For those wondering why that's a big deal: The paper is using public key
encryption to enable subliminal messaging using normal everyday
phrasing/conversations. You could have any conversation you wanted to (e.g. a
non-forced or agreed upon previously conversation) and still communicate
covertly (e.g. your talk carries extra meaning that an observer with access to
the plain text wouldn't be able to discern).

The two parties don't have to plan or strategize before the meeting takes
place. In fact, as long as they both understand what public key cryptography
is, they can use the technique proposed in this paper to communicate without
ever having met before! I feel like that statement is what throws a lot people
off, or wonder why they should care.

For those wondering how it works that know some cryptographic stuff: The paper
uses rejection sampling. They assume that the encryption of any given message
will produce a string with desirable entropy. Meaning encrypting "hello" five
times should result in 5 different encrypted cipher texts. They then select a
desirable encryption of "hello" according to their extraction function f
(which they defined in their subliminal messaging scheme and extracts the
subliminal message but is also an entropy extractor). What the paper does is
actually fairly straightforward scheme wise (though the math is different and
takes a fair background to follow rigorously). Hand-waving again:

Algorithm steps: 1\. Establish a random key seed and perform a key exchange;
you must be communicating over a semantically secure channel for this. Seed
generation works by producing d cipher texts for each party, exchanging them,
then using the greater than function on each cipher text to create a shared
seed. They acknowledge that the seed is public to anyone that has decryption
access to the government mandated encryption channel. 1.1 Do a key exchange,
described as: "Let Ext be a strong seeded extractor, and let S serve as its
seed. By rejection-sampling ciphertexts c until ExtS(c) = str, either party
can embed a random string str of their choice in the conversation. By
embedding in this manner the messages of a pseudorandom key-exchange protocol,
both parties establish a shared secret sk∗."

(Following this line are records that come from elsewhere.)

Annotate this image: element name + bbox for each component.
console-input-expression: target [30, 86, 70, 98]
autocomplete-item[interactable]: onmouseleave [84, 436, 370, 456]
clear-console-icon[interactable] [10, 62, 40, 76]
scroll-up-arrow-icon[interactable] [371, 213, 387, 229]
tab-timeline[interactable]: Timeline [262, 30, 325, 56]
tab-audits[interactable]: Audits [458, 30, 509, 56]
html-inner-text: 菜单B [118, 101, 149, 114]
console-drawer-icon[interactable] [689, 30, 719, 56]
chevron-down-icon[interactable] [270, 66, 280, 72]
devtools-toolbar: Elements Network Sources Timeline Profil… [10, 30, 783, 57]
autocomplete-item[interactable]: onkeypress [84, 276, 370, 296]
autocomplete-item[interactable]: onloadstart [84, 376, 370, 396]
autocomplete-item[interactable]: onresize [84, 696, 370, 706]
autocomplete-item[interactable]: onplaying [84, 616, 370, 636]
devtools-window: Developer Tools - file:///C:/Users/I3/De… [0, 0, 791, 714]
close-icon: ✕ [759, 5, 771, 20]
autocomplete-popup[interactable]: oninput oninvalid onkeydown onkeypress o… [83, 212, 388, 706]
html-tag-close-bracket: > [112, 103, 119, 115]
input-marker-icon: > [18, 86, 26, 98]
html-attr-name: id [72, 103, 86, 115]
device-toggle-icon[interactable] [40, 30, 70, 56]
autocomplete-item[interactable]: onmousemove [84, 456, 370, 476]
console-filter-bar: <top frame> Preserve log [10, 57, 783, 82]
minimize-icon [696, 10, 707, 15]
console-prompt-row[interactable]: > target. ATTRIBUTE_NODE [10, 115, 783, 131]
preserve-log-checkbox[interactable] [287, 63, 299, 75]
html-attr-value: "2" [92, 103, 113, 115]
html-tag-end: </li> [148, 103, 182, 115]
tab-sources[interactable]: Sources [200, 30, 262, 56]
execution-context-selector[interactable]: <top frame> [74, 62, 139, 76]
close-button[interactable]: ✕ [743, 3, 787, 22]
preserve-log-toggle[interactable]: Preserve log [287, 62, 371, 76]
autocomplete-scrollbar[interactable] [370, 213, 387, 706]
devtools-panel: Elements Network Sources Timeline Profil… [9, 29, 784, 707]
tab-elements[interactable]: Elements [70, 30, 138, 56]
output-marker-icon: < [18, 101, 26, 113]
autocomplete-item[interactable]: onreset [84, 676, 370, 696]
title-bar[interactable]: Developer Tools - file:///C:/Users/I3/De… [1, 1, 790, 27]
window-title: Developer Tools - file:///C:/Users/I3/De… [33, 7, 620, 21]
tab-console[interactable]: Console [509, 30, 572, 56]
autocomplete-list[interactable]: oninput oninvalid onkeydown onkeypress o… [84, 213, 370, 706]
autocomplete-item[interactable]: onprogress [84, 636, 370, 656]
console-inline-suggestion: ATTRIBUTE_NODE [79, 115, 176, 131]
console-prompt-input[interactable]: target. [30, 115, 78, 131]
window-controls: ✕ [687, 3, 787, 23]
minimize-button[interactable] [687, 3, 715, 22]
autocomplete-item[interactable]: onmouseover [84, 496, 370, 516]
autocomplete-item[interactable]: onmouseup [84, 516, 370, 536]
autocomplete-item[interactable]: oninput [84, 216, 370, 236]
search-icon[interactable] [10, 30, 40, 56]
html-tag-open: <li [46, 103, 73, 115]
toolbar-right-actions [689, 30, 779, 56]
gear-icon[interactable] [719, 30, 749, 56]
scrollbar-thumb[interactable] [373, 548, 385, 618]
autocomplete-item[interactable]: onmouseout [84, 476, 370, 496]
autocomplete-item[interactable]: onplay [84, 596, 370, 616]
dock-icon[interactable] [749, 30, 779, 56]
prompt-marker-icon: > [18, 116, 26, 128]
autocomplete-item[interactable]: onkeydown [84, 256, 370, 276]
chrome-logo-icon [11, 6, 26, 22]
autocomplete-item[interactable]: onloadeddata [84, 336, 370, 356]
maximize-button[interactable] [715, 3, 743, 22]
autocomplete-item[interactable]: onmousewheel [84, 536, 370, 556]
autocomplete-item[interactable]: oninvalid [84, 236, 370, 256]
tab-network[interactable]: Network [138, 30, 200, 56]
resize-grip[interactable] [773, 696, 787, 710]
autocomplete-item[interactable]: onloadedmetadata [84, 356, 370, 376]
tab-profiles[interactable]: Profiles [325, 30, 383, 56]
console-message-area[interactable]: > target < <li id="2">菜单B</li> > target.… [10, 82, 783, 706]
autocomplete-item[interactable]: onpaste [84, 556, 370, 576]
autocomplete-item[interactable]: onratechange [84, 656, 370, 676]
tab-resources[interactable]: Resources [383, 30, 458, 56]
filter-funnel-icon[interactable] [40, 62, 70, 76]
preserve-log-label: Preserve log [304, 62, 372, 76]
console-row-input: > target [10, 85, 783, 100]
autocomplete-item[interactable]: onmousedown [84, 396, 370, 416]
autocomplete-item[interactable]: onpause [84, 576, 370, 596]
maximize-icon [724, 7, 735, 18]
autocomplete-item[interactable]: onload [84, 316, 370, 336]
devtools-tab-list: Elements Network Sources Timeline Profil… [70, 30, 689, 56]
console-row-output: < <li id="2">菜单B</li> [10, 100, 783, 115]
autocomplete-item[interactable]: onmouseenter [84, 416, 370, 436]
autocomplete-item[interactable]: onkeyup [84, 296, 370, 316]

So they essentially use the rejection sampling to provide a cover for the key-
exchange protocol. Pretty neat!

2\. Using the seed and keys, do public key crypto like normal with the
exception that transmitting cipher texts will be done on a single bit at a
time by selectively choosing what cipher texts of cover messages are actually
sent (that efficiency is very poor and I think they provide better
techniques). The encrypted messages will thus be communicated by using an
extractor function over a set of encrypted strings.

The encrypted strings from step 2 can be generated from any conversation,
without restriction, as long as the encryption function is strong. You do this
by using a rejection sampling strategy to produce cipher texts with desirable
characteristics.

Example of step 2:

Suppose you want to communicate "hello" as your cover text but you want to use
the bit value 1 for your subliminal message. To do so, a scheme to encrypt the
single bit value could be to ensure whatever cryptographic text you produce
has an integer value greater than the last one you received. So, you encrypt
your "hello" message repeatedly until it gives a value that, if represented as
an integer, is larger numerically than the previous cipher text message. You
then transmit this cryptographic text. Similarly, if you want to transmit 0
you generate a cipher text that will be less than the integer representation
of the previous cipher text.

Mathematically this scheme is as strong as the underlying government mandated
encryption scheme (it uses the underlying cryptographic scheme as a source of
entropy).

Hope you found that intelligible and correct me if you see any mistakes!